- Initial bids for Westar Energy are due this week, according to Bloomberg, and the company has reportedly been courted by a wide range of potential investors, from Canadian investment companies to rival utility Ameren.
- Warren Buffett's Berkshire Hathaway has also been named as a potential suitor, with the Hillsboro Free Press reporting it is not the first time the billionaire investor has considered acquiring the utility.
- Speculation over a potential sale of Westar began last year, when utility President and CEO Mark Ruelle said the utility would consider the option. Westar serves about 700,000 customers in Kansas.

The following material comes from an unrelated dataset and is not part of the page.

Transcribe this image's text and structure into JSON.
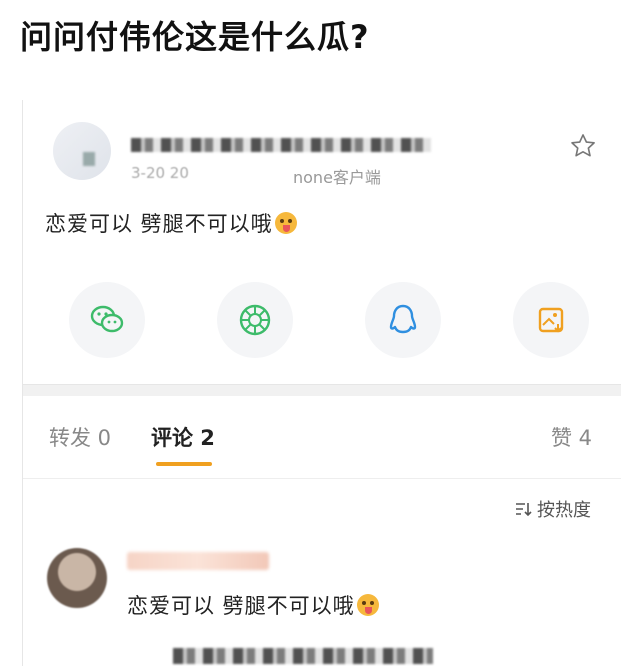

Bloomberg reports initial bids for Westar will be due this week, with the largest utility in the state valued at about $7 billion.
The company has 7,200 MW of electric generation, a mix of coal, nuclear, gas and wind, and has been growing its renewable portfolio. Speculation over a potential sale began in November, and appears poised to result in concrete bids.
Bloomberg reports several companies have shown interest, including Ameren Corp., Borealis Infrastructure Management Inc. and the Canada Pension Plan Investment Board. On the local side, the Hillsboro Free Press pegged Warren Buffett's Berkshire Hathaway as a potential bidder.
Buffett has history with Westar, the Free Press points out – the utility partnered with Berkshire Hathaway on the Prairie Wind Transmission system, along with Electric Transmission America.
Interest in Westar is part of a trend of consolidation in the industry, as larger utilities combat stagnant load growth through acquisitions, with Canadian companies particularly interested in snapping up U.S. assets.
Among deals announced earlier this year: Fortis announced it was purchasing ITC Holdings; Algonquin Power & Utilities Corp. said it was purchasing Empire District Electric Co.; and Emera announced a bid to acquire TECO Energy. All three are Canadian companies, and analysts at UBS Securities told Bloomberg that Canadian power players are drawn to the U.S. market due to high demand growth in certain regions and the financially viable regulatory model for U.S. utility companies.